卷轴上的字迹龙飞凤舞,充满了霸道与威严,一如那个人本身。
可随着视线下移,那丝柔和开始迅速消退。
她的眼神一寸一寸地冷却。
她绝美的脸庞上,所有的表情都收敛了起来,最后只剩下一片冰川般的淡漠。
寝宫内的温度,都仿佛骤然下降了数分。
“知道了。”
她的声音响起,听不出任何情绪的起伏。
“你退下吧。”
凌月仙姬挥了挥手,那动作优雅,却带着拒人于千里之外的疏离。
“遵命。”
信使不敢抬头,恭敬地行礼后,倒退着离开了大殿。
殿门重新合拢,隔绝了外界的一切。
“仙姬大人……”
一旁的侍女夜子,感受着这压抑到极致的气氛,声音都有些发颤。
“大王他……说了什么?”
凌月仙姬没有回答。
她随手将那卷承载着丈夫“关心”的卷轴丢在桌案上。
卷轴与冰冷的玉石桌面碰撞,发出一声清脆又刺耳的声响。
她发出一声极轻的冷哼,嘴角勾起一抹嘲讽的弧度。
“还能是什么?”
“斥责我。”
“说我为了给祸斗丸搜寻那些续命的奇珍异草,竟派遣王后亲卫深入禁忌险地。”
“说此举,有失西国之后的高贵与体统。”
“说这会让他族看轻,引来不必要的非议。

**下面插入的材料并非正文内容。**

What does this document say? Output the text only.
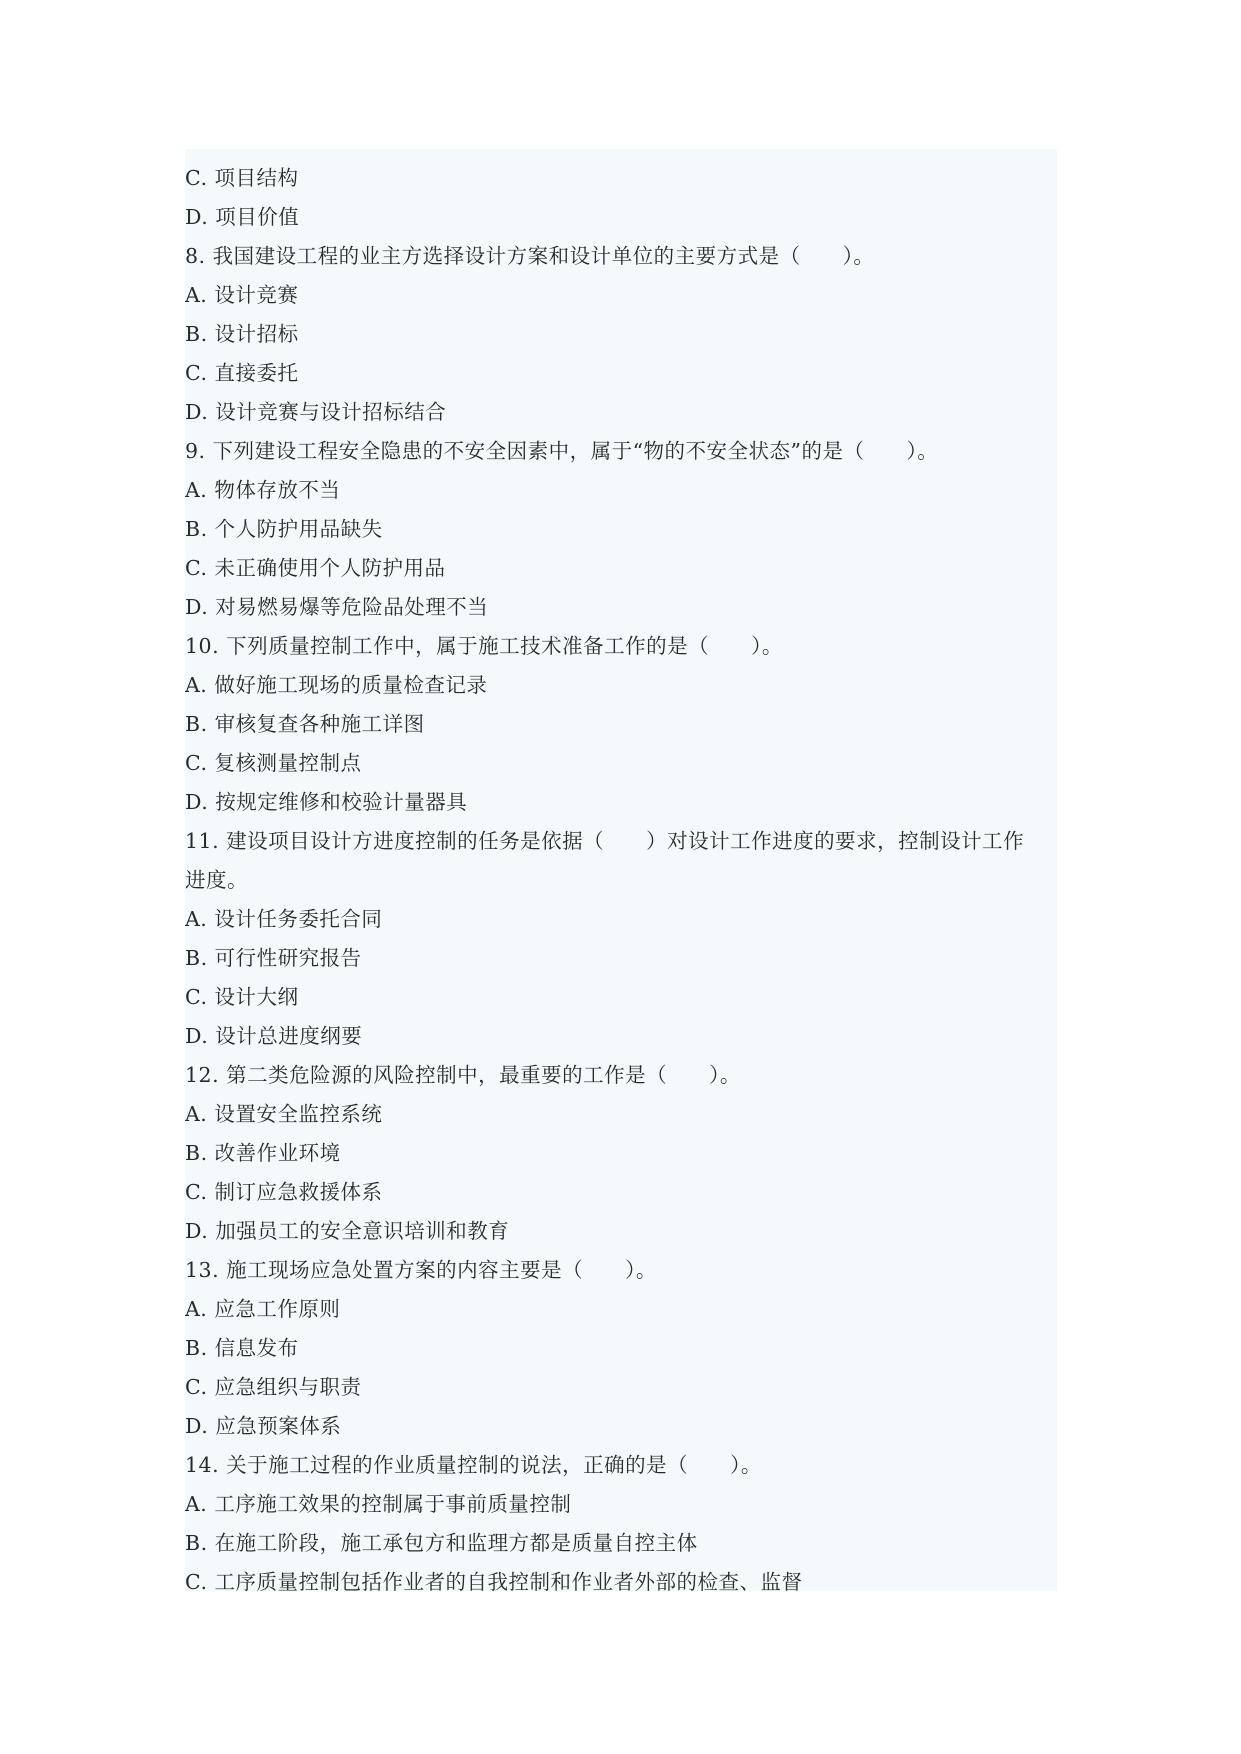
C. 项目结构
D. 项目价值
8. 我国建设工程的业主方选择设计方案和设计单位的主要方式是（　　）。
A. 设计竞赛
B. 设计招标
C. 直接委托
D. 设计竞赛与设计招标结合
9. 下列建设工程安全隐患的不安全因素中，属于“物的不安全状态”的是（　　）。
A. 物体存放不当
B. 个人防护用品缺失
C. 未正确使用个人防护用品
D. 对易燃易爆等危险品处理不当
10. 下列质量控制工作中，属于施工技术准备工作的是（　　）。
A. 做好施工现场的质量检查记录
B. 审核复查各种施工详图
C. 复核测量控制点
D. 按规定维修和校验计量器具
11. 建设项目设计方进度控制的任务是依据（　　）对设计工作进度的要求，控制设计工作
进度。
A. 设计任务委托合同
B. 可行性研究报告
C. 设计大纲
D. 设计总进度纲要
12. 第二类危险源的风险控制中，最重要的工作是（　　）。
A. 设置安全监控系统
B. 改善作业环境
C. 制订应急救援体系
D. 加强员工的安全意识培训和教育
13. 施工现场应急处置方案的内容主要是（　　）。
A. 应急工作原则
B. 信息发布
C. 应急组织与职责
D. 应急预案体系
14. 关于施工过程的作业质量控制的说法，正确的是（　　）。
A. 工序施工效果的控制属于事前质量控制
B. 在施工阶段，施工承包方和监理方都是质量自控主体
C. 工序质量控制包括作业者的自我控制和作业者外部的检查、监督
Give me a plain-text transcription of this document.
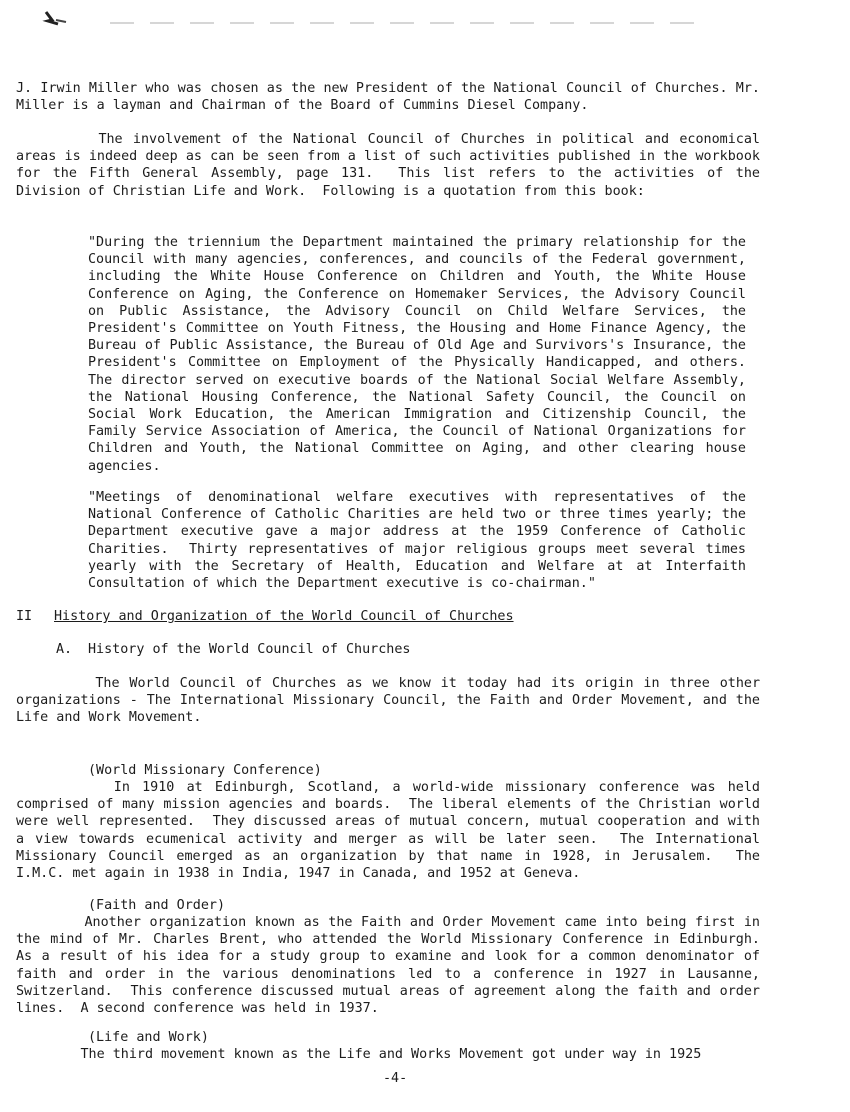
J. Irwin Miller who was chosen as the new President of the National Council of Churches. Mr. Miller is a layman and Chairman of the Board of Cummins Diesel Company.

The involvement of the National Council of Churches in political and economical areas is indeed deep as can be seen from a list of such activities published in the workbook for the Fifth General Assembly, page 131.  This list refers to the activities of the Division of Christian Life and Work.  Following is a quotation from this book:

"During the triennium the Department maintained the primary relationship for the Council with many agencies, conferences, and councils of the Federal government, including the White House Conference on Children and Youth, the White House Conference on Aging, the Conference on Homemaker Services, the Advisory Council on Public Assistance, the Advisory Council on Child Welfare Services, the President's Committee on Youth Fitness, the Housing and Home Finance Agency, the Bureau of Public Assistance, the Bureau of Old Age and Survivors's Insurance, the President's Committee on Employment of the Physically Handicapped, and others.  The director served on executive boards of the National Social Welfare Assembly, the National Housing Conference, the National Safety Council, the Council on Social Work Education, the American Immigration and Citizenship Council, the Family Service Association of America, the Council of National Organizations for Children and Youth, the National Committee on Aging, and other clearing house agencies.

"Meetings of denominational welfare executives with representatives of the National Conference of Catholic Charities are held two or three times yearly; the Department executive gave a major address at the 1959 Conference of Catholic Charities.  Thirty representatives of major religious groups meet several times yearly with the Secretary of Health, Education and Welfare at at Interfaith Consultation of which the Department executive is co-chairman."

II History and Organization of the World Council of Churches

A. History of the World Council of Churches

The World Council of Churches as we know it today had its origin in three other organizations - The International Missionary Council, the Faith and Order Movement, and the Life and Work Movement.

(World Missionary Conference)

In 1910 at Edinburgh, Scotland, a world-wide missionary conference was held comprised of many mission agencies and boards.  The liberal elements of the Christian world were well represented.  They discussed areas of mutual concern, mutual cooperation and with a view towards ecumenical activity and merger as will be later seen.  The International Missionary Council emerged as an organization by that name in 1928, in Jerusalem.  The I.M.C. met again in 1938 in India, 1947 in Canada, and 1952 at Geneva.

(Faith and Order)

Another organization known as the Faith and Order Movement came into being first in the mind of Mr. Charles Brent, who attended the World Missionary Conference in Edinburgh.  As a result of his idea for a study group to examine and look for a common denominator of faith and order in the various denominations led to a conference in 1927 in Lausanne, Switzerland.  This conference discussed mutual areas of agreement along the faith and order lines.  A second conference was held in 1937.

(Life and Work)

The third movement known as the Life and Works Movement got under way in 1925

-4-
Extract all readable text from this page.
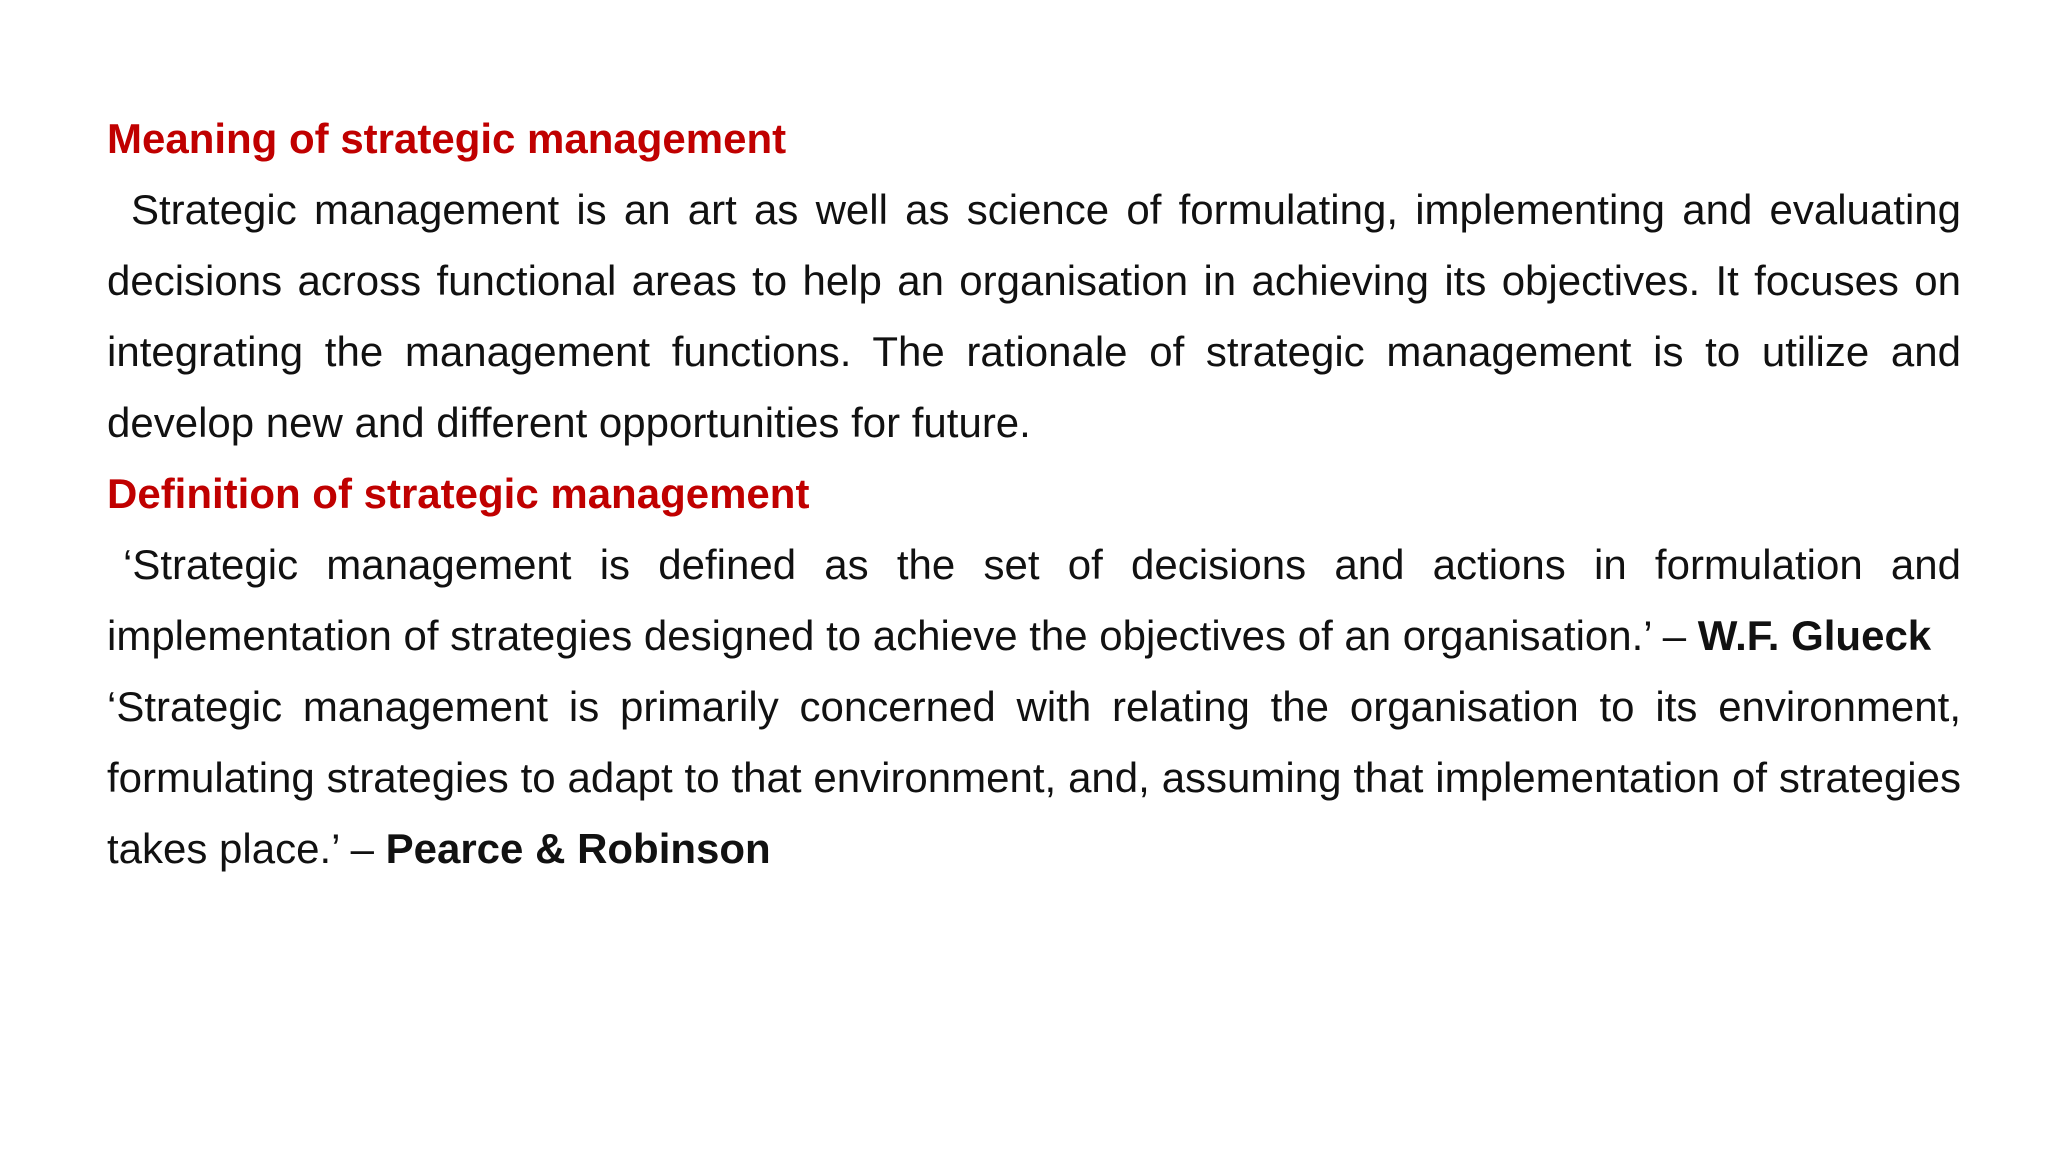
Meaning of strategic management

Strategic management is an art as well as science of formulating, implementing and evaluating decisions across functional areas to help an organisation in achieving its objectives. It focuses on integrating the management functions. The rationale of strategic management is to utilize and develop new and different opportunities for future.

Definition of strategic management

‘Strategic management is defined as the set of decisions and actions in formulation and implementation of strategies designed to achieve the objectives of an organisation.’ – W.F. Glueck

‘Strategic management is primarily concerned with relating the organisation to its environment, formulating strategies to adapt to that environment, and, assuming that implementation of strategies takes place.’ – Pearce & Robinson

”
夜子闻言,整颗心都揪紧了,嘴唇动了动,却一个字也不敢再说。
她能感觉到,仙姬大人此刻平静的外表下,是即将喷发的火山。
凌月仙姬缓缓站起身,走到窗边。
她的目光穿过重重宫阙,落在了远处庭院中。
那个小小的身影,正伸出稚嫩的手掌,笨拙却又坚定地尝试着将金色的雷电妖力凝聚成一个光球。
一次次失败,一次次炸开,却又一次次重新开始。
那是她的儿子。
是她的一切。
凌月仙姬的眼神,在这一刻变得无比复杂。
有心疼,有骄傲,更多的,是彻骨的冰冷。
“他征战在外,建功立业,何曾真正关心过祸斗丸的成长,又何曾过问过他的安危?”
她的声音很轻,像是说给自己听。
“我为我的儿子倾尽所有,弥补他天生的缺陷,为他的未来铺平道路……”
“在他眼中,这一切,竟还不如那虚无缥缈的、所谓的王后颜面重要……”
她喃喃自语。
心中那最后一丝因为收到来信而升起的思念与期盼,就在刚才,被卷轴上那些冰冷的字句彻底斩断。
啪的一声。
那根名为“夫妻情分”的弦,断了。
剩下的,只有一道无法逾越的、冰冷的隔阂。